I have to admit that writing that last paragraph made me cry. It’s enough to make my eyes fill with tears—just thinking about having a finite number of days, and not being able to stay, when staying with the people I love is what I want more than anything. We only get to be with one another for a limited time. “Life is short,” my poem “Good Bones” begins. Some days I feel that heart-wrenching brevity so acutely.

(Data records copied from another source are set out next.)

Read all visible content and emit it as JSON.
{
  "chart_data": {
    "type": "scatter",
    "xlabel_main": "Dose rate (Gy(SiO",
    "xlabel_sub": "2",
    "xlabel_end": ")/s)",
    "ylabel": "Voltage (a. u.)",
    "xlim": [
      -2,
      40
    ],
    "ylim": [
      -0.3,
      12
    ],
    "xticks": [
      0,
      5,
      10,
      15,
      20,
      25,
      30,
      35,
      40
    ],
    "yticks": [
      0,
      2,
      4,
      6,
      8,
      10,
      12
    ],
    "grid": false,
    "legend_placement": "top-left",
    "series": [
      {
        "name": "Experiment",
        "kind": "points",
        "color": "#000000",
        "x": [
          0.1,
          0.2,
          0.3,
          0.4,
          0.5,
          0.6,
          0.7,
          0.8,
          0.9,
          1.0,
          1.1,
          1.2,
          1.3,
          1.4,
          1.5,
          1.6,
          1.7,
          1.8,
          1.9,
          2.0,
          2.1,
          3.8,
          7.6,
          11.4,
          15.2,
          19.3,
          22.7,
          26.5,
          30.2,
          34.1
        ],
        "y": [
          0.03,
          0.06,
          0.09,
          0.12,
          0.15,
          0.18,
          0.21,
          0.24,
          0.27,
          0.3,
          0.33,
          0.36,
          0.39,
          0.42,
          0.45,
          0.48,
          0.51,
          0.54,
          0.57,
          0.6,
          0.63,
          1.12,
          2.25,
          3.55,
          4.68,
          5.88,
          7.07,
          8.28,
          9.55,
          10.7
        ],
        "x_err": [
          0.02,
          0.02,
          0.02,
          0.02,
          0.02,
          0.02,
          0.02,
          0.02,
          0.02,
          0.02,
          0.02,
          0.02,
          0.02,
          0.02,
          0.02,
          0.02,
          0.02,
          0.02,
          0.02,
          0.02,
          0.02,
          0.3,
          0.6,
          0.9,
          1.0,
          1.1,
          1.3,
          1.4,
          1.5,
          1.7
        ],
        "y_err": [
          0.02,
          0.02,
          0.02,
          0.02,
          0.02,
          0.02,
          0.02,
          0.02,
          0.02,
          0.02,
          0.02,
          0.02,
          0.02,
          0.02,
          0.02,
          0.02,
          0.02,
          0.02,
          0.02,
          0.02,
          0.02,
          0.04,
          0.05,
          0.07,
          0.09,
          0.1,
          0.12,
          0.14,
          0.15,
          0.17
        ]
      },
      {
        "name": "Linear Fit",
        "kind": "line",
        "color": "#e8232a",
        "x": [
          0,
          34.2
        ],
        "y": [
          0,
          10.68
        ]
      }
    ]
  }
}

Today’s poem grabbed me the first time I read it, a few years ago, and it made me an instant fan of the English poet Caroline Bird. Imagining the end of her life, this poem’s speaker has a refreshing take on what I might call emotional ROI: the enormous return on investment when it comes to love.
Checkout
by Caroline Bird
I think ‘so, this is death’ and wonder why I can still see through my eyes. An angel approaches with a feedback form asking how I’d rate my life (very good, good, average, bad, very bad) and I intend to tick ‘average’ followed by a rant then I recall your face like a cartoon treasure chest glowing with gold light, tick ‘very good,’ and in the comment box below I write ‘nice job.’ The angel asks if I enjoyed my stay and I say ‘Oh yes, I’d definitely come again’ and he gives me a soft look meaning ‘that won’t be possible but thanks all the same,’ clicks his pen and vanishes.
"Checkout" by Caroline Bird. Used by permission of the poet.